Pretty much everyone knows that Mission Dolores is a super-old building–arguably the oldest in the city, in fact. Misión San Francisco de Asís was founded on June 29, 1776, in a tule arbor, becoming the sixth mission built in California by Franciscan missionaries. It is also the state’s oldest original intact mission. The current structure was built from 1782 to 1791, and is one of only two places in the city that still has a cemetery (the other is at the Presidio). Mission Dolores is called such because it was located near a stream of water called Arroyo de los Dolores (Creek of Sorrows). Address: 3321 16th Street
St. Francis of Assisi was built in 1849 (established June of ‘49) as a wooden shack by Army personnel. It was constructed for churchgoers who didn’t want to travel three and a half miles to Mission Dolores, which only offered preaching and ministry in Spanish, and services that didn’t follow a regular schedule. An adobe church replaced the wooden shack and was consecrated in 1851. St. Francis was heavily damaged in the 1906 earthquake. The brick walls remained intact, however, and construction on the church was completed in 1909. Address: 610 Vallejo Street
The Presidio Officers’ Club is the other building that many believe is the oldest surviving structure in San Francisco.
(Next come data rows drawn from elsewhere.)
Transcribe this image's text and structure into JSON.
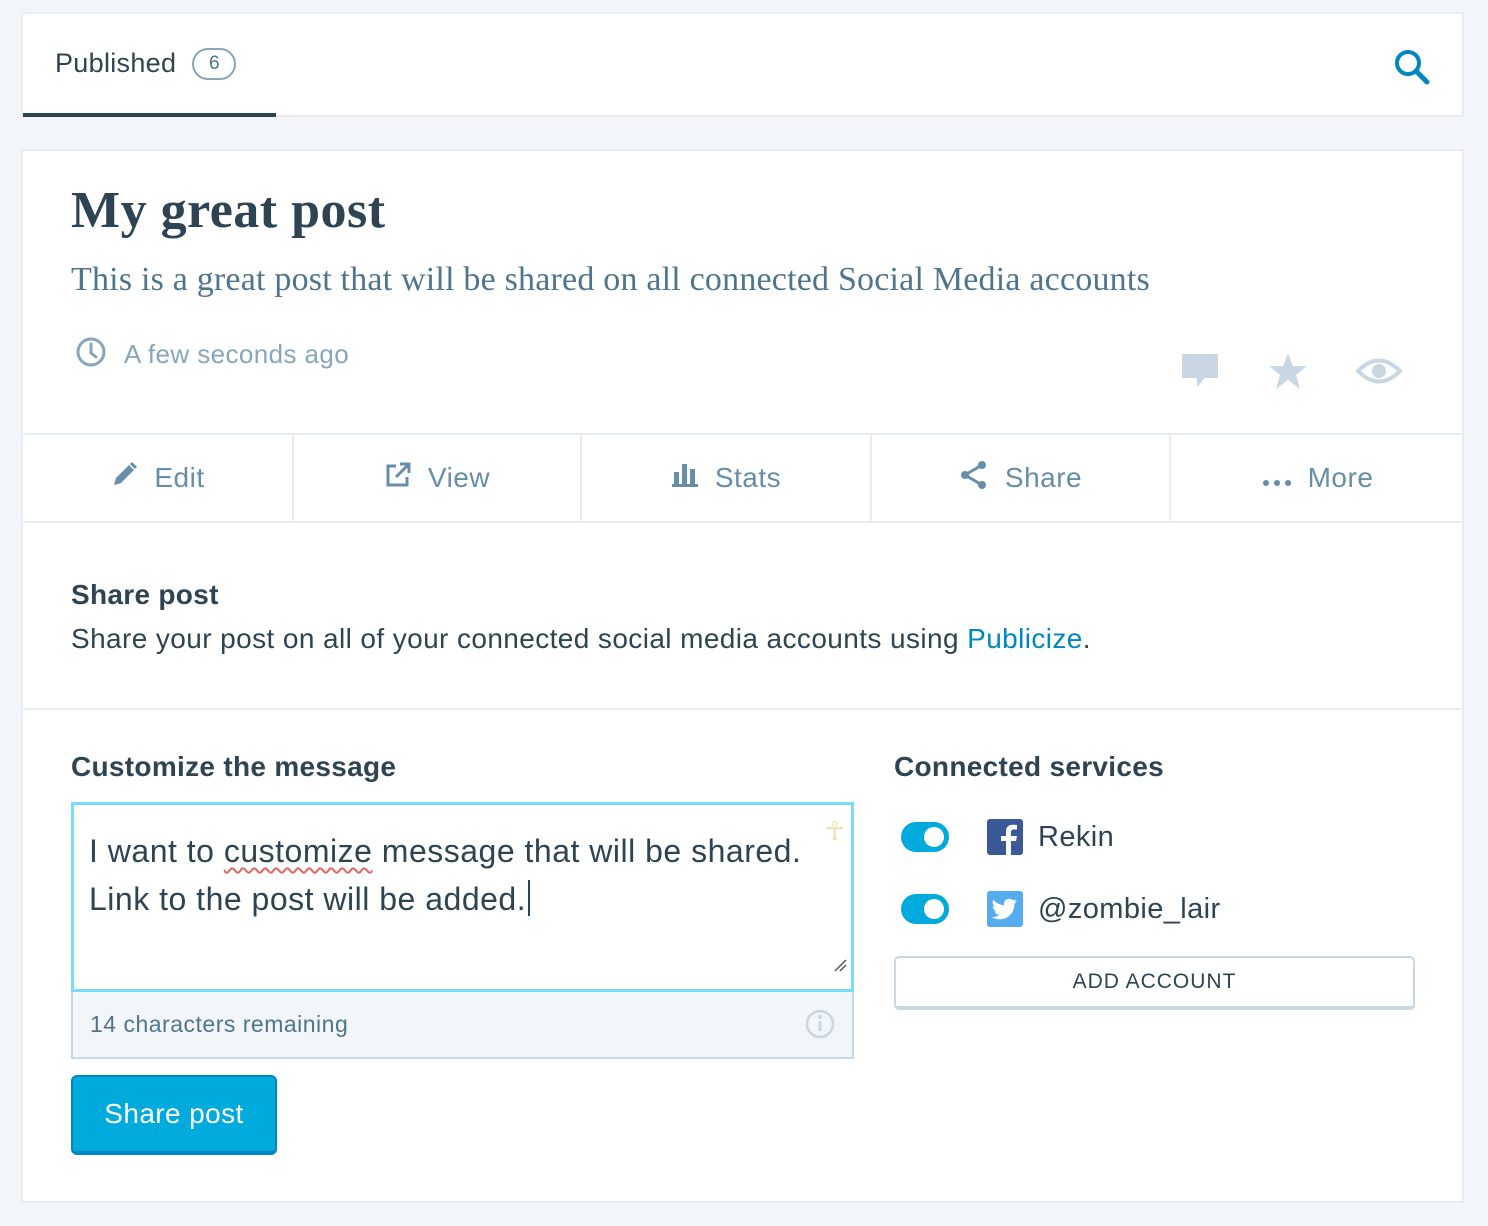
{
  "nav": {
    "tab_label": "Published",
    "tab_count": "6",
    "search_icon": "search-icon"
  },
  "post": {
    "title": "My great post",
    "excerpt": "This is a great post that will be shared on all connected Social Media accounts",
    "time": "A few seconds ago",
    "icons": [
      "comment-icon",
      "star-icon",
      "eye-icon"
    ]
  },
  "actions": [
    {
      "label": "Edit",
      "icon": "pencil-icon"
    },
    {
      "label": "View",
      "icon": "external-link-icon"
    },
    {
      "label": "Stats",
      "icon": "stats-icon"
    },
    {
      "label": "Share",
      "icon": "share-icon"
    },
    {
      "label": "More",
      "icon": "ellipsis-icon"
    }
  ],
  "share": {
    "title": "Share post",
    "description": "Share your post on all of your connected social media accounts using",
    "link_text": "Publicize",
    "description_end": "."
  },
  "customize": {
    "label": "Customize the message",
    "message_line1_before": "I want to",
    "message_line1_misspelled": "customize",
    "message_line1_after": "message that will be shared.",
    "message_line2": "Link to the post will be added.",
    "counter": "14 characters remaining",
    "button": "Share post"
  },
  "services": {
    "label": "Connected services",
    "items": [
      {
        "name": "Rekin",
        "network": "facebook",
        "enabled": true,
        "color": "#3b5998"
      },
      {
        "name": "@zombie_lair",
        "network": "twitter",
        "enabled": true,
        "color": "#55acee"
      }
    ],
    "add_account": "ADD ACCOUNT"
  },
  "colors": {
    "accent": "#00aadc",
    "link": "#0087be",
    "text": "#2e4453",
    "muted": "#87a6bc"
  }
}
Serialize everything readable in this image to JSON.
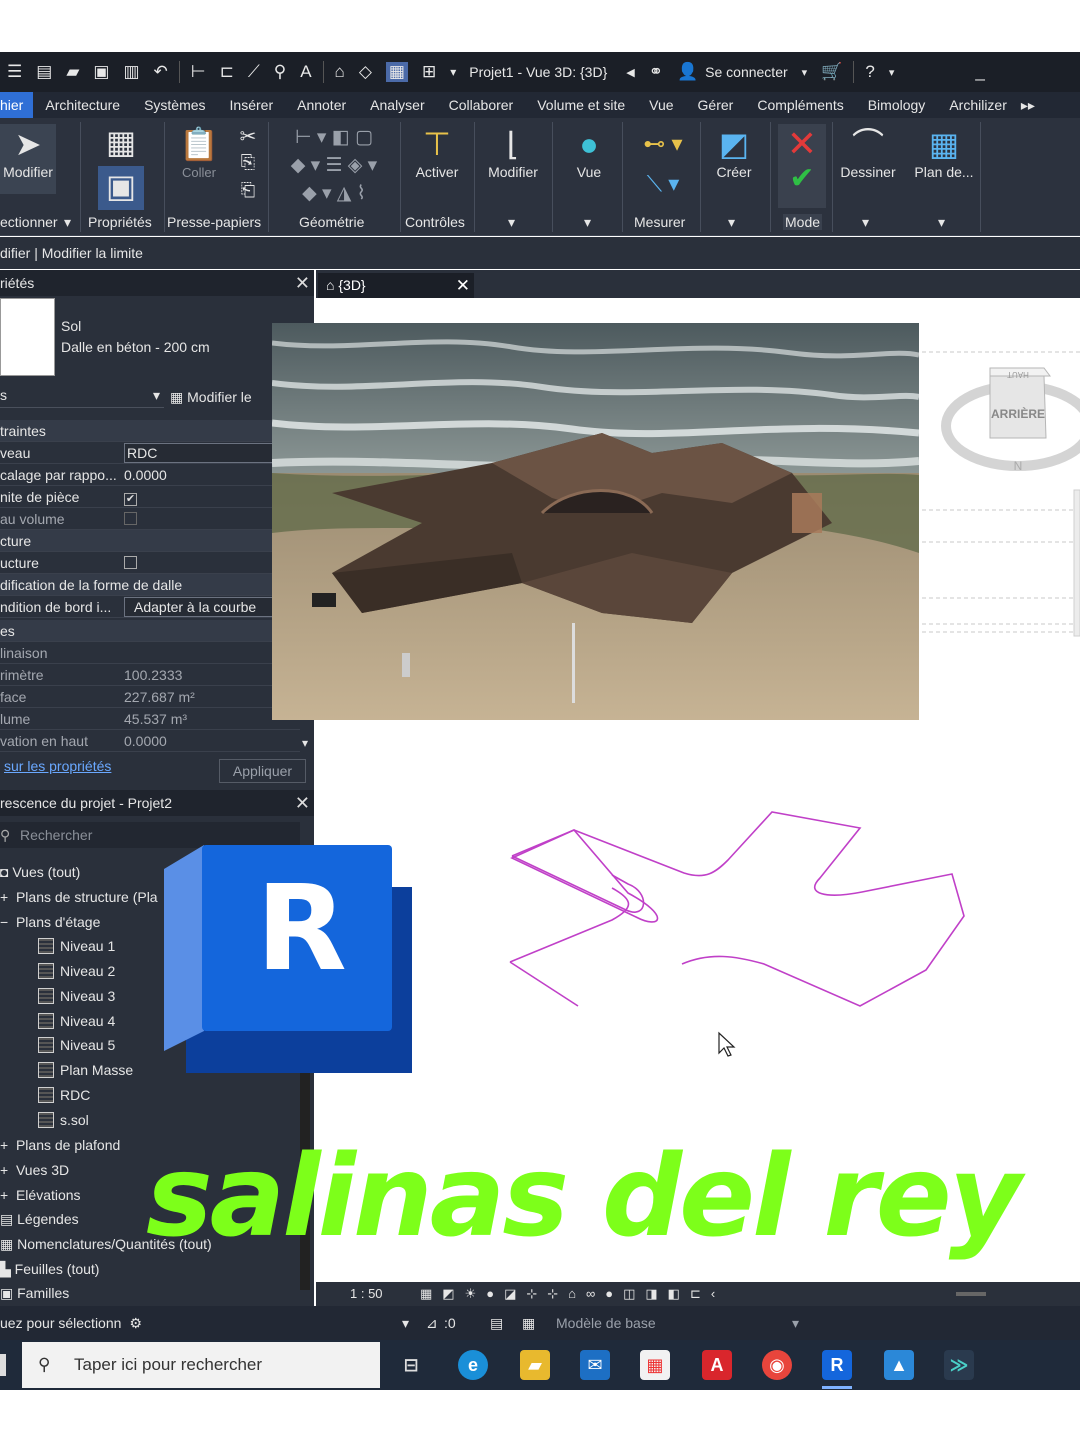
{
  "qat": {
    "title": "Projet1 - Vue 3D: {3D}",
    "connect_label": "Se connecter"
  },
  "tabs": [
    "hier",
    "Architecture",
    "Systèmes",
    "Insérer",
    "Annoter",
    "Analyser",
    "Collaborer",
    "Volume et site",
    "Vue",
    "Gérer",
    "Compléments",
    "Bimology",
    "Archilizer"
  ],
  "ribbon": {
    "modifier": "Modifier",
    "coller": "Coller",
    "activer": "Activer",
    "modifier2": "Modifier",
    "vue": "Vue",
    "creer": "Créer",
    "dessiner": "Dessiner",
    "plan": "Plan de...",
    "panels": {
      "selectionner": "ectionner",
      "proprietes": "Propriétés",
      "presse_papiers": "Presse-papiers",
      "geometrie": "Géométrie",
      "controles": "Contrôles",
      "mesurer": "Mesurer",
      "mode": "Mode"
    }
  },
  "options_bar": "difier | Modifier la limite",
  "properties": {
    "header": "riétés",
    "type_family": "Sol",
    "type_name": "Dalle en béton - 200 cm",
    "selector": "s",
    "edit_type": "Modifier le",
    "rows": {
      "g1": "traintes",
      "niveau_k": "veau",
      "niveau_v": "RDC",
      "decal_k": "calage par rappo...",
      "decal_v": "0.0000",
      "limite_k": "nite de pièce",
      "volume_k": "au volume",
      "g2": "cture",
      "structure_k": "ucture",
      "g3": "dification de la forme de dalle",
      "bord_k": "ndition de bord i...",
      "bord_v": "Adapter à la courbe",
      "g4": "es",
      "incl_k": "linaison",
      "perim_k": "rimètre",
      "perim_v": "100.2333",
      "surf_k": "face",
      "surf_v": "227.687 m²",
      "vol_k": "lume",
      "vol_v": "45.537 m³",
      "elev_k": "vation en haut",
      "elev_v": "0.0000"
    },
    "help_link": "sur les propriétés",
    "apply": "Appliquer"
  },
  "browser": {
    "header": "rescence du projet - Projet2",
    "search_placeholder": "Rechercher",
    "items": {
      "vues": "Vues (tout)",
      "structure": "Plans de structure (Pla",
      "etage": "Plans d'étage",
      "n1": "Niveau 1",
      "n2": "Niveau 2",
      "n3": "Niveau 3",
      "n4": "Niveau 4",
      "n5": "Niveau 5",
      "masse": "Plan Masse",
      "rdc": "RDC",
      "ssol": "s.sol",
      "plafond": "Plans de plafond",
      "vues3d": "Vues 3D",
      "elev": "Elévations",
      "legendes": "Légendes",
      "nomencl": "Nomenclatures/Quantités (tout)",
      "feuilles": "Feuilles (tout)",
      "familles": "Familles"
    }
  },
  "view": {
    "tab": "{3D}",
    "cube_label": "ARRIÈRE",
    "cube_top": "HAUT",
    "compass": "N",
    "scale": "1 : 50"
  },
  "status": {
    "left": "uez pour sélectionn",
    "count": ":0",
    "model": "Modèle de base"
  },
  "taskbar": {
    "search": "Taper ici pour rechercher"
  },
  "logo_letter": "R",
  "caption": "salinas del rey",
  "colors": {
    "accent": "#2f6fd6",
    "caption": "#7dff1a",
    "sketch": "#c040c8",
    "logo_main": "#1466dc",
    "logo_dark": "#0c3f9c"
  }
}
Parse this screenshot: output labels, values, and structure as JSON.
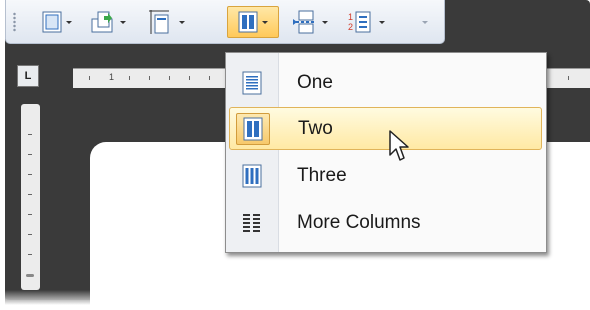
{
  "toolbar": {
    "buttons": [
      {
        "icon": "page-margins-icon",
        "has_dropdown": true
      },
      {
        "icon": "orientation-icon",
        "has_dropdown": true
      },
      {
        "icon": "page-size-icon",
        "has_dropdown": true
      },
      {
        "icon": "columns-icon",
        "has_dropdown": true,
        "active": true
      },
      {
        "icon": "breaks-icon",
        "has_dropdown": true
      },
      {
        "icon": "line-numbers-icon",
        "has_dropdown": true
      },
      {
        "icon": "toolbar-options-icon",
        "has_dropdown": true
      }
    ]
  },
  "ruler": {
    "corner_label": "L",
    "first_number": "1"
  },
  "columns_menu": {
    "items": [
      {
        "label": "One",
        "icon": "one-column-icon"
      },
      {
        "label": "Two",
        "icon": "two-columns-icon",
        "selected": true,
        "hovered": true
      },
      {
        "label": "Three",
        "icon": "three-columns-icon"
      },
      {
        "label": "More Columns",
        "icon": "more-columns-icon"
      }
    ]
  },
  "colors": {
    "accent_highlight": "#ffc95a",
    "hover_border": "#e0b45a",
    "icon_blue": "#2f6fbf"
  }
}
Portions of the original adobe walls may date as far back as 1776. The officers’ club started as a fortified location of New Spain, then was passed on to Mexico, and then to the United States. Adobe walls from the 1790s were part of the front wings of the building when the Army rebuilt the structure around 1847. Address: 50 Moraga Avenue
Photo: Geezers’ Gallery
What is known as the Belli Building was built in 1849 or 1850. Although destroyed by fire in 1851, it was immediately rebuilt, using the old foundations and walls. The building’s foundation was the original raft of planks in the mud, of what was then Yerba Buena Cove.
The building’s first incarnation was as Langerman’s Tobacco and Segar Warehouse, later becoming the Melodeon Theatre. In the 1860s, commission merchants and an auctioneer occupied the space, before it became Turkish baths during the 1870s. In the 1880’s a medical establishment that practiced hydrotherapy, continued to operate the baths. From the 1920’s on, it was a paper warehouse and also a garment factory. The Belli name came in when renowned attorney Melvin Belli bought the building in 1959 and used it as law offices for his firm. The structure suffered damage in the 1989 earthquake. It was later gutted and remodeled; today the historical landmark (#9) is the Landmark 9 residences, with façades intact. Address: 722 Montgomery Street
Abner Phelps House
Considered the oldest unaltered residence in San Francisco, the Abner Phelps house was built in 1850 (maybe 1851). Phelps was a colonel in the Mexican-American war, and a lawyer. According to his great-granddaughter, he bought the Gothic Revival structure in New Orleans in 1850 and had it shipped in sections to SF to help his wife’s homesickness. The house has been moved twice. Once in the 1890s to reposition it on the land, and again in 1904, when it was moved to its present location. It was originally at 329 Divisadero Street, and is now at 1111 Oak Street.
Photo: NoeHill in San Francisco
Built in 1853 (other accounts say 1860), the Leale House was originally the main house for a 25-acre dairy farm. Captain Leale, a ferry boat captain, bought the house in 1883. He added a nautically-furnished study in the back garden, made to look like a pilot house.The house also has an Italianate false front, that was added when the front was remodeled. Address: 2475 Pacific Avenue
Before becoming the Sigmund Stern Recreation Grove, the Trocadero was a rowdy roadhouse, where gambling, dancing, and fights took place. It was opened in 1892, and was one of the first houses built in the city west of Twin Peaks. The land was part of the rancho of the Greene family, and had a beer garden, boating pavilion, deer park, and what was considered to be the best trout pond in California. George Greene planted the first eucalyptus seeds at the Trocadero around 1871. In 1931, Rosalie Stern bought the land on which the Trocadero stood, naming the area Sigmund Stern Grove after her late husband. It was donated to the city, so it could be used only for “recreation–music, dramatics, and pageantry.”